# How Do Arowanas And Piranhas Do Together



## asastorm (Dec 3, 2016)

Well my dad recently built a 500 gallon pond that is also very deep maybe 2 feet I think its a really big pond length wise well anyway my friend is giving away one of his 2 arowana since he wants to use the tanks for a community tank with a Oscar in it which he THINKS will work so I offered to take it and well I did so now we will b e putting it in their with my dads piranhas their all red bellied and their all very interesting fish. But I want to know will they kill each other. This arowana has amazing coloring along with the piranhas but the Arowana is my real concern I mean its a beautiful fish and ITS RED not sure where he got it though. So will it work. This will not be the Arowanas permanent home however.
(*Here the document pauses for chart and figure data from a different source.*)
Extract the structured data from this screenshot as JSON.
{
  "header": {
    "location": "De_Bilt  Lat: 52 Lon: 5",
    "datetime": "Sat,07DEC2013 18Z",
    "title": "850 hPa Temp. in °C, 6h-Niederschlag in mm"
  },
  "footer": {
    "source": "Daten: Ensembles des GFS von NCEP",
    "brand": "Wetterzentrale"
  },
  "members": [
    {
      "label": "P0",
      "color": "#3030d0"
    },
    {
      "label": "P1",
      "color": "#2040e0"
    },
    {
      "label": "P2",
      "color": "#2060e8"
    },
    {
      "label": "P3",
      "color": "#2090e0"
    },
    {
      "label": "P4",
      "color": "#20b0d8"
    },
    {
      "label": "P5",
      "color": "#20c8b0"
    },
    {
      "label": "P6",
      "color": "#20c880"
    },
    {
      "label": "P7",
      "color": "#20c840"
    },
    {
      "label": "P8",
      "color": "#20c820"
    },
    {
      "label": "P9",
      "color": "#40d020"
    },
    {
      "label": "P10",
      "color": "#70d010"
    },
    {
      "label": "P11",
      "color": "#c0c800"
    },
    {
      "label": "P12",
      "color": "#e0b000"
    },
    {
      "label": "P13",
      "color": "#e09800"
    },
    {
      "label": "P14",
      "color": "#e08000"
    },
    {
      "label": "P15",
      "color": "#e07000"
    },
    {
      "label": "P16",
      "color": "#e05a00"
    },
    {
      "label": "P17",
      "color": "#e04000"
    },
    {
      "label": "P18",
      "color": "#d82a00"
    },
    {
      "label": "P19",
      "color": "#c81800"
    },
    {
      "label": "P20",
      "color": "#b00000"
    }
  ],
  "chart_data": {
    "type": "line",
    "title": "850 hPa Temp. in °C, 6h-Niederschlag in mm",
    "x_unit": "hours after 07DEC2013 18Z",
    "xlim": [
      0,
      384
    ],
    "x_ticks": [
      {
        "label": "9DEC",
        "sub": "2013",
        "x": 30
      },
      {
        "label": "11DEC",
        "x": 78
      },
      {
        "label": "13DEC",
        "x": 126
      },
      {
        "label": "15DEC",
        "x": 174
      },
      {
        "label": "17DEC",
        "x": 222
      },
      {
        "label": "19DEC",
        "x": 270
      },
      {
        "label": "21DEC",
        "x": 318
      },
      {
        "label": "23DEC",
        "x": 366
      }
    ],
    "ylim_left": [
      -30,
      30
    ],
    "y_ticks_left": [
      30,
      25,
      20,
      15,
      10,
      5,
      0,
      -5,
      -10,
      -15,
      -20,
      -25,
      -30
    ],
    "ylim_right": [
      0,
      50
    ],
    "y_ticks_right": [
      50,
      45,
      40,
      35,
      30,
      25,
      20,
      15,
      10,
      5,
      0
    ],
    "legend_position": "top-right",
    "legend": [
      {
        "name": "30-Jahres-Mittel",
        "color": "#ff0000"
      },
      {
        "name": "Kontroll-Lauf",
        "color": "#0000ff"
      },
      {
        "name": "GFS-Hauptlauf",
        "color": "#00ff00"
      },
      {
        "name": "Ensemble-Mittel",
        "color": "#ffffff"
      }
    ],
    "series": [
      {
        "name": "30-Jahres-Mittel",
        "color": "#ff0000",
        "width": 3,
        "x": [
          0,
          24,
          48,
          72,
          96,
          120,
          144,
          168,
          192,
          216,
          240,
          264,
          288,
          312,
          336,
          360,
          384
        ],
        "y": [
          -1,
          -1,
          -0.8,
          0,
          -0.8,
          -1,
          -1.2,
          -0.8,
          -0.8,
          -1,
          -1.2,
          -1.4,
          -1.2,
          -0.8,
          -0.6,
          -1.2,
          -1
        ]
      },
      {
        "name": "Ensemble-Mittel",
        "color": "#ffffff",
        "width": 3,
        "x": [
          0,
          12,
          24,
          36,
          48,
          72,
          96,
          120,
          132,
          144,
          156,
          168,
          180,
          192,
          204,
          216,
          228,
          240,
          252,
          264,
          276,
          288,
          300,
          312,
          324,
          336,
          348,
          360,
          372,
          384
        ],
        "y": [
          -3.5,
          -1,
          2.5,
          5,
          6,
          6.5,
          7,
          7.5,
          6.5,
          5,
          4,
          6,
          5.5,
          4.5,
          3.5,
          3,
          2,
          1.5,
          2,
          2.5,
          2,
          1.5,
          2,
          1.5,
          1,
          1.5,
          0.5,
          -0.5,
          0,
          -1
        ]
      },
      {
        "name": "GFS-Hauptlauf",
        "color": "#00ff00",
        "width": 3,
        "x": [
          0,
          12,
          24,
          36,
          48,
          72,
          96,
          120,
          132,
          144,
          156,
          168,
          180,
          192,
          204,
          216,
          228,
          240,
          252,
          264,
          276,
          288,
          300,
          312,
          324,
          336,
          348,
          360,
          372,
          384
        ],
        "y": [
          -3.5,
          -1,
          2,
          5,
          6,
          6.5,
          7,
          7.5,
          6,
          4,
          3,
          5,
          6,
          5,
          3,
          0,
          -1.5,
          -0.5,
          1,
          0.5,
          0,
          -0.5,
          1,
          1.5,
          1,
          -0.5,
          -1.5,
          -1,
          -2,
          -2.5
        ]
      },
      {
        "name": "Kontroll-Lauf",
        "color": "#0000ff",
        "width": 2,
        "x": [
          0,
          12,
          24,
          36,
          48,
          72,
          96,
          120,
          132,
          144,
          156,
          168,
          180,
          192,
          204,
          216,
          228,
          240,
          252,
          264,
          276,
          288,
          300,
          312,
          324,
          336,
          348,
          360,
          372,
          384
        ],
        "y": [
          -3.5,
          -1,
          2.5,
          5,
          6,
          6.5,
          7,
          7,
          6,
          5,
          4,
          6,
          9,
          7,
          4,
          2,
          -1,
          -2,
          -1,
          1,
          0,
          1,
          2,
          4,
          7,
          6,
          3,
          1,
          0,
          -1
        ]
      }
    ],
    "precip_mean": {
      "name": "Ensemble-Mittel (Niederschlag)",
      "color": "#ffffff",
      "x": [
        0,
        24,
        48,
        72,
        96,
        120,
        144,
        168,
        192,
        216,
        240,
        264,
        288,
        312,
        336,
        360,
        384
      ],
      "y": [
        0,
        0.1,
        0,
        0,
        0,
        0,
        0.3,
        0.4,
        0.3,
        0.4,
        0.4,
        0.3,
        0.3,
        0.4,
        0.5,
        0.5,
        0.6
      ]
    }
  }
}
So will it work and if it wont can someone please come up with something to tell my friend about his Arowana


----------



## Ægir (Jan 21, 2006)

The piranhas will eat it... and any other fish.


----------



## Piranha_man (Jan 29, 2005)

AEgir's exactly right, nothing can be housed with piranhas.
They will eventually end up being attacked.
It may take a minute, it may take a year, but it never ends well for the non-piranha.


----------



## the_skdster (Aug 15, 2006)

Unless you want your Piranha to enjoy an expensive meal...

*wow, my sig is still active haha


----------